Ubi panis ibi patria, is the motto of all emigrants. What then is the America, this new man? He is either an European, or the descendant of an European, hence that strange mixture of blood, which you will find in no other country. I could point out to you a family whose grandfather was an Englishman, whose wife was Dutch, whose son married a French woman, and whose present four sons have now four wives of different nations. He is an American, who, leaving behind him all his ancient prejudice and manners, receives new ones from the new mode of life he has embraces, the new government he obeys, and the new rank he holds. He becomes an American by being received in the broad lap of our great Alma Mater. Here individuals of all nations are melted into a new race of men, whose labors and posterity will one day cause great changes in the world. Americans are the western pilgrims, who are carrying along with them that great mass of arts, sciences, vigour, and industry which began long since in the east; they will finish the great circle (Id., 26). 

L’IMMIGRANT CHINOIS ET LA DÉFINITION DE L’AMÉRICANITÉ : DIALECTIQUE DE L’INCLUSION ET DE L’EXCLUSION 

Au XIXème siècle, la population chinoise ne représente qu’un concept dans l’imaginaire américain. Le peuple américain ne connaît de la Chine que les récits, factuels ou romancés, des premiers missionnaires, des marchands, ainsi que des politiques qui considèrent déjà l’Orient comme une source de possibles richesses et un alter ego inférieur . La représentation des Asiatiques comme des « barbares» et la menace potentielle d’une invasion chinoise sont alimentées par les références à l’invasion mongole en Europe au XIIIème siècle (Tong, 36). Karen Leong, dans The China Mystique (2005), revient sur les ambitions expansionnistes qui se cachent derrière cette vision de l’Orient :

Europeans imagined civilizations to their east as more decadent, exotic, and immoral than their own. These attitudes were institutionalized into European empires during the eighteenth century and onward, as Britain, France, and other nations justified their global domination and quest for resources and labor as civilizing missions. This orientalist discourse took root and thrived in the “virgin soil” of North America. The developing United States began incorporating distorted notions of “the Orient” and “Asiatics” within its social and political formations well before the arrival of Chinese immigrants in the nineteenth century. During that century an orientalist aesthetic helped justify American nation-building beyond the borders of the United States, an ideology that crystallized in 1845 as Manifest Destiny. It claimed a divine mandate for the United States to dominate culturally, economically, and politically and captured the ambitions of many Euro-Americans (7). 
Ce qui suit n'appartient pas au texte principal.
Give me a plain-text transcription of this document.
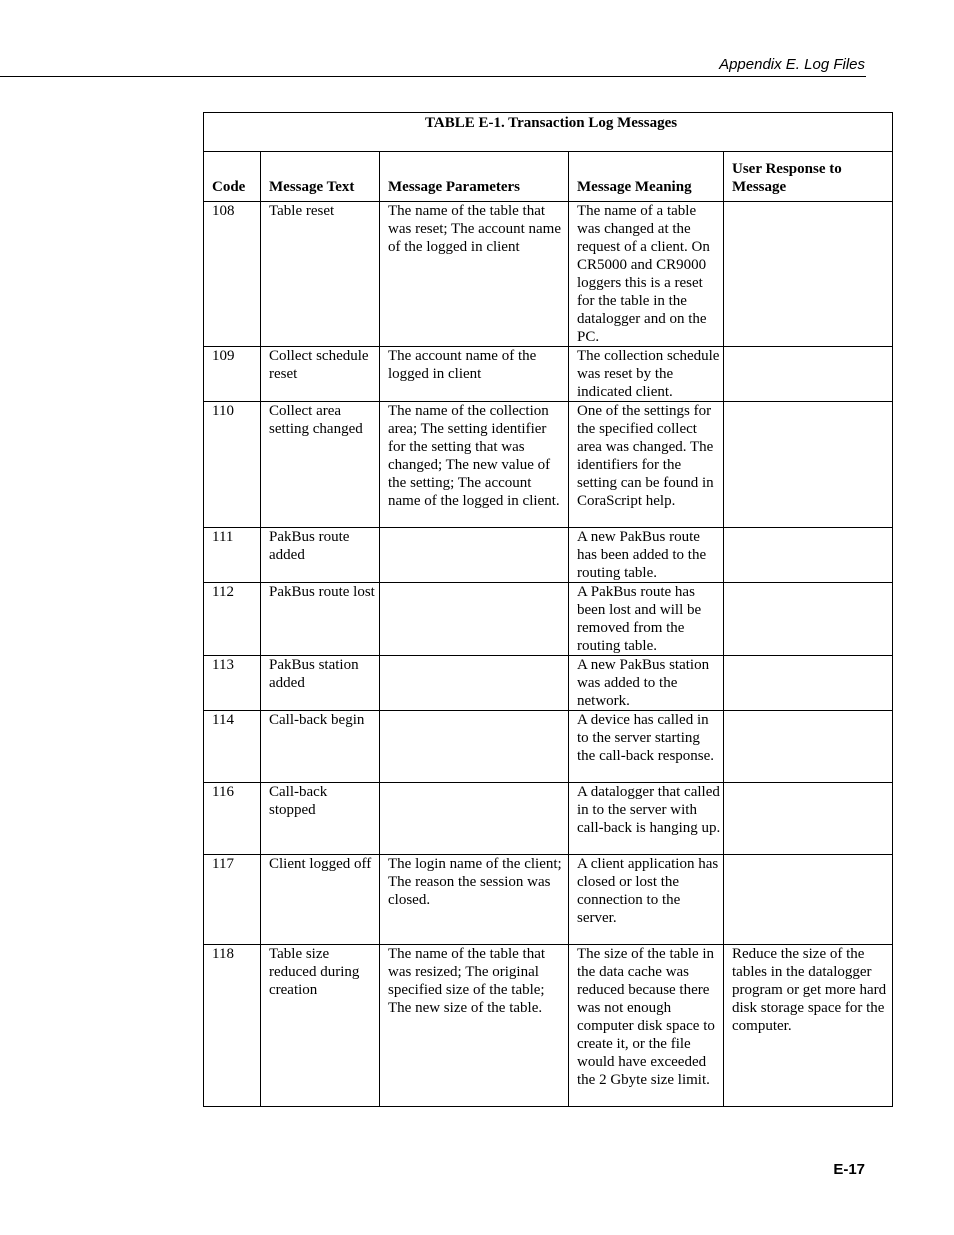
Appendix E. Log Files
TABLE E-1. Transaction Log Messages				
Code	Message Text	Message Parameters	Message Meaning	User Response to Message
108	Table reset	The name of the table that was reset; The account name of the logged in client	The name of a table was changed at the request of a client. On CR5000 and CR9000 loggers this is a reset for the table in the datalogger and on the PC.	
109	Collect schedule reset	The account name of the logged in client	The collection schedule was reset by the indicated client.	
110	Collect area setting changed	The name of the collection area; The setting identifier for the setting that was changed; The new value of the setting; The account name of the logged in client.	One of the settings for the specified collect area was changed. The identifiers for the setting can be found in CoraScript help.	
111	PakBus route added		A new PakBus route has been added to the routing table.	
112	PakBus route lost		A PakBus route has been lost and will be removed from the routing table.	
113	PakBus station added		A new PakBus station was added to the network.	
114	Call-back begin		A device has called in to the server starting the call-back response.	
116	Call-back stopped		A datalogger that called in to the server with call-back is hanging up.	
117	Client logged off	The login name of the client; The reason the session was closed.	A client application has closed or lost the connection to the server.	
118	Table size reduced during creation	The name of the table that was resized; The original specified size of the table; The new size of the table.	The size of the table in the data cache was reduced because there was not enough computer disk space to create it, or the file would have exceeded the 2 Gbyte size limit.	Reduce the size of the tables in the datalogger program or get more hard disk storage space for the computer.
E-17
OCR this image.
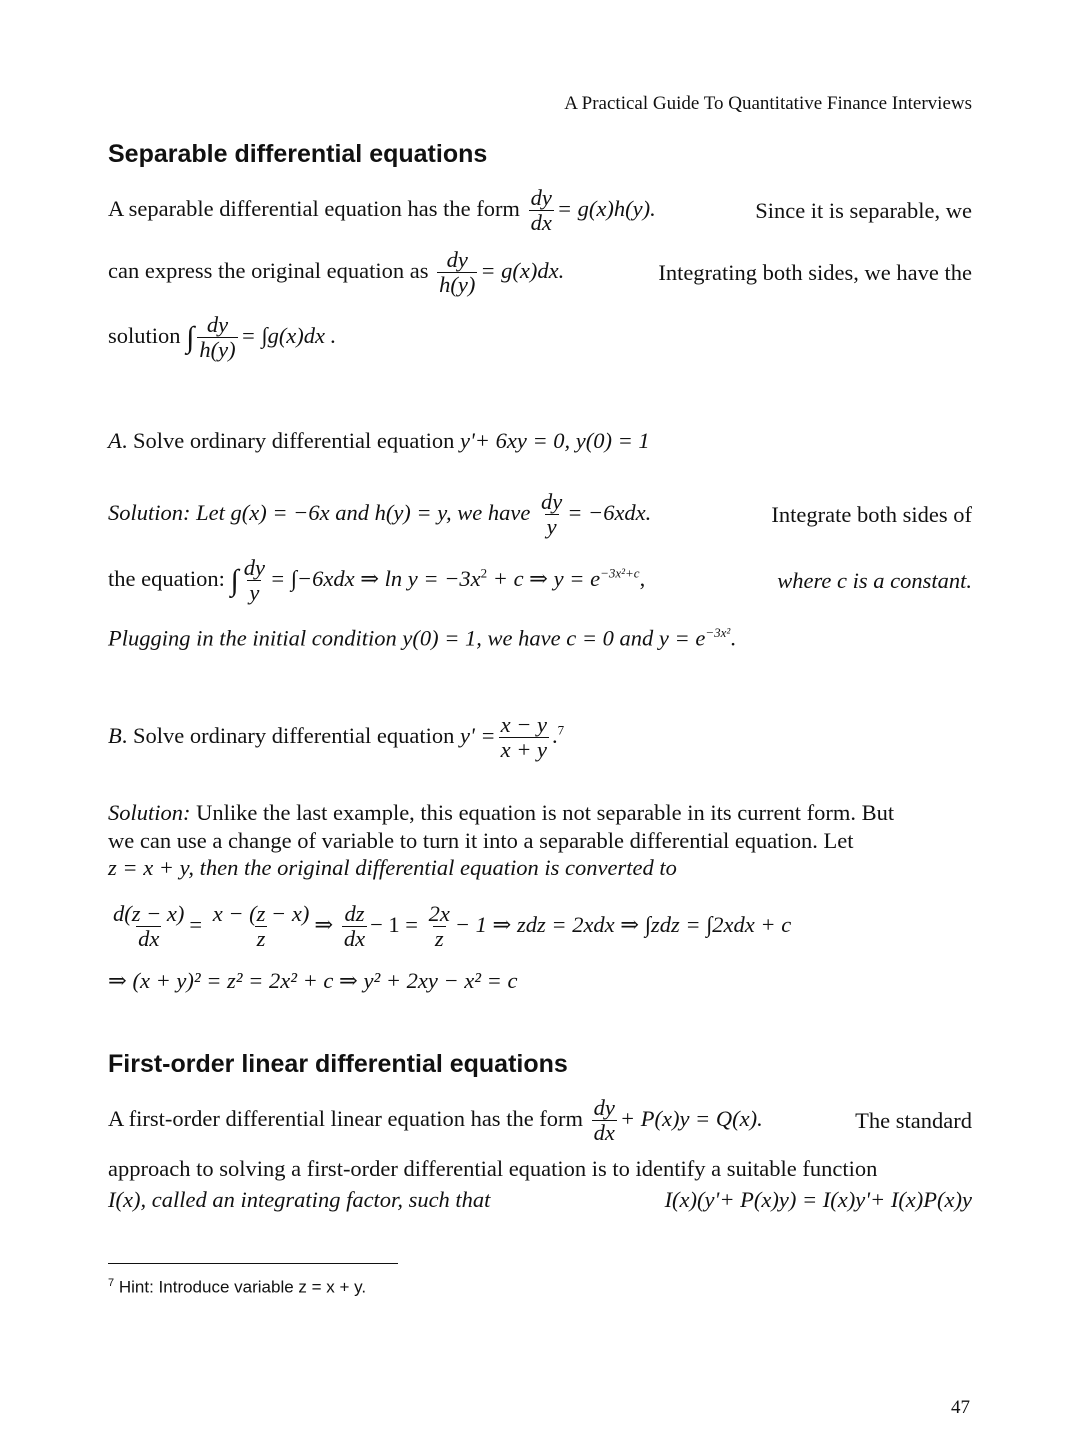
A Practical Guide To Quantitative Finance Interviews
Separable differential equations
A separable differential equation has the form $\frac{dy}{dx} = g(x)h(y)$.	Since it is separable, we
can express the original equation as $\frac{dy}{h(y)} = g(x)dx$.	Integrating both sides, we have the
solution ∫ $\frac{dy}{h(y)} = \int g(x)dx$ .
A. Solve ordinary differential equation y'+ 6xy = 0, y(0) = 1
Solution: Let g(x) = −6x and h(y) = y, we have $\frac{dy}{y} = -6xdx$.	Integrate both sides of
the equation: ∫ $\frac{dy}{y} = \int-6xdx$ ⇒ $\ln y = -3x^2 + c$ ⇒ $y = e^{-3x^2+c}$,	where c is a constant.
Plugging in the initial condition y(0) = 1, we have c = 0 and $y = e^{-3x^2}$.
B. Solve ordinary differential equation $y' = \frac{x - y}{x + y} .^7$
Solution: Unlike the last example, this equation is not separable in its current form. But
we can use a change of variable to turn it into a separable differential equation. Let
z = x + y, then the original differential equation is converted to
$\frac{d(z - x)}{dx} = \frac{x - (z - x)}{z}$ ⇒ $\frac{dz}{dx} - 1 = \frac{2x}{z} - 1$ ⇒ zdz = 2xdx ⇒ ∫zdz = ∫2xdx + c
⇒ (x + y)² = z² = 2x² + c ⇒ y² + 2xy − x² = c
First-order linear differential equations
A first-order differential linear equation has the form $\frac{dy}{dx} + P(x)y = Q(x)$.	The standard
approach to solving a first-order differential equation is to identify a suitable function
I(x), called an integrating factor, such that	I(x)(y'+ P(x)y) = I(x)y'+ I(x)P(x)y
$^7$ Hint: Introduce variable z = x + y.
47
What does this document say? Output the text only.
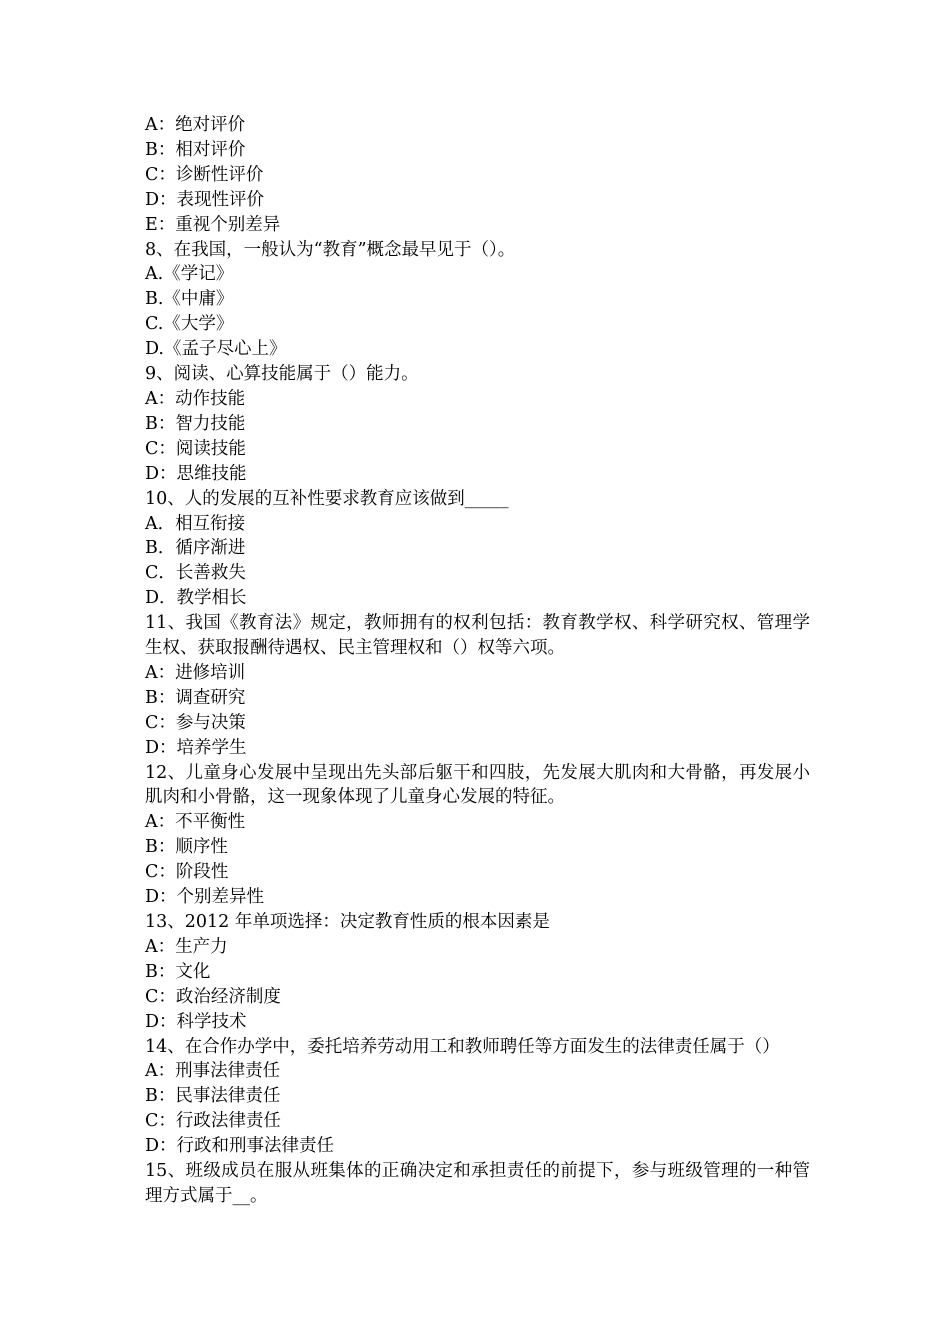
A：绝对评价
B：相对评价
C：诊断性评价
D：表现性评价
E：重视个别差异
8、在我国，一般认为“教育”概念最早见于（）。
A.《学记》
B.《中庸》
C.《大学》
D.《孟子尽心上》
9、阅读、心算技能属于（）能力。
A：动作技能
B：智力技能
C：阅读技能
D：思维技能
10、人的发展的互补性要求教育应该做到_____
A．相互衔接
B．循序渐进
C．长善救失
D．教学相长
11、我国《教育法》规定，教师拥有的权利包括：教育教学权、科学研究权、管理学生权、获取报酬待遇权、民主管理权和（）权等六项。
A：进修培训
B：调查研究
C：参与决策
D：培养学生
12、儿童身心发展中呈现出先头部后躯干和四肢，先发展大肌肉和大骨骼，再发展小肌肉和小骨骼，这一现象体现了儿童身心发展的特征。
A：不平衡性
B：顺序性
C：阶段性
D：个别差异性
13、2012 年单项选择：决定教育性质的根本因素是
A：生产力
B：文化
C：政治经济制度
D：科学技术
14、在合作办学中，委托培养劳动用工和教师聘任等方面发生的法律责任属于（）
A：刑事法律责任
B：民事法律责任
C：行政法律责任
D：行政和刑事法律责任
15、班级成员在服从班集体的正确决定和承担责任的前提下，参与班级管理的一种管理方式属于__。
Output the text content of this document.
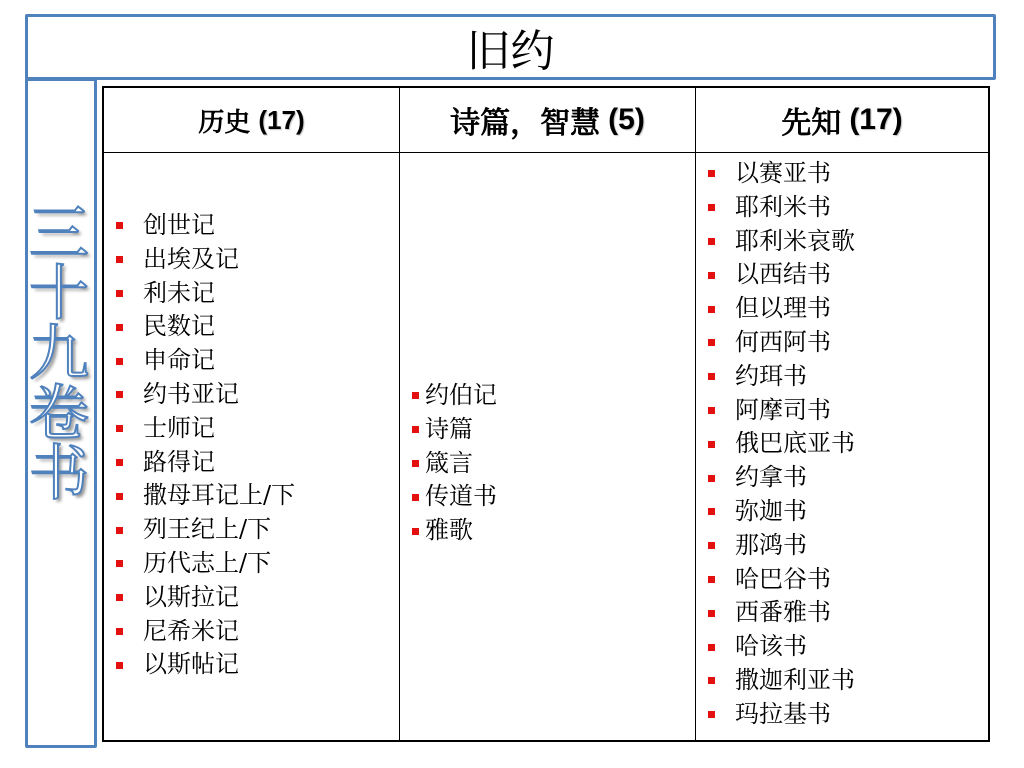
旧约
三十九卷书
历史 (17)	诗篇，智慧 (5)	先知 (17)
创世记
出埃及记
利未记
民数记
申命记
约书亚记
士师记
路得记
撒母耳记上/下
列王纪上/下
历代志上/下
以斯拉记
尼希米记
以斯帖记
约伯记
诗篇
箴言
传道书
雅歌
以赛亚书
耶利米书
耶利米哀歌
以西结书
但以理书
何西阿书
约珥书
阿摩司书
俄巴底亚书
约拿书
弥迦书
那鸿书
哈巴谷书
西番雅书
哈该书
撒迦利亚书
玛拉基书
L’imaginaire européen – et par la suite américain – se fonde dans une représentation de l’Occident comme supérieure et salvatrice, ce qui coïncide avec une vision chrétienne au cœur des entreprises missionnaires du XVIIIème et XIXème siècle. L’influence du champ politique est rappelée par la référence à l’idéologie du Manifest Destiny, qui traduit les ambitions expansionnistes des États Unis au XIXème siècle, en particulier en Chine : « La défaite de la Chine face à l’Angleterre en 1840 la fait déchoir d’une situation de grande puissance admirée et redoutée à la condition de pays décadent, vaincu, destiné à s’effacter devant les Européens et les Américains » (Foucrier dans Prum : 2001, 29) .

Fondements institutionnels et culturels de la discrimination antichinoise 

« L’experience » sino-américaine 

Au XIXème siècle, la Chine souffre de mesures économiques et politiques imposées par l’Empire britannique . Le commerce extérieur était, avant l’intervention étrangère, peu encouragé par les dirigeants de l’Empire du Milieu. Les empires européens, friands des profits que leur permettaient leurs avancées économiques, coloniales et industrielles, tentent d’accroitre leur commerce sur les côtes chinoises. Bien que les Européens soient déjà à cette époque dans une démarche de libre-échange et d’importation et exportation, ces pratiques politiques et économiques ne sont guère appliquées en Chine, qui est en partie fermée sur ses frontières. Les commerçants britanniques doivent se limiter à une zone précise, la province de Canton (Gangzhou). À l’issue de la Guerre de l’Opium (1840-1842), les colons occidentaux réussissent à imposer leurs tarifs ainsi que l’ouverture d’autres zones commerciales. Par la suite, durant les années 1850, la Chine est en proie à de violentes famines et inondations qui font de lourds ravages, ainsi qu’à une corruption présente à tous les niveaux de pouvoir. Le pays connaît alors une longue période d’instabilité sociale dont le temps fort est la Révolte des Taiping, guerre civile menée contre la dynastie des Qing (1851-1864). C’est donc à cette époque précise que les travailleurs chinois prennent la décision de quitter le pays pour tenter leur chance dans une contrée où les promesses d’argent facile abondent.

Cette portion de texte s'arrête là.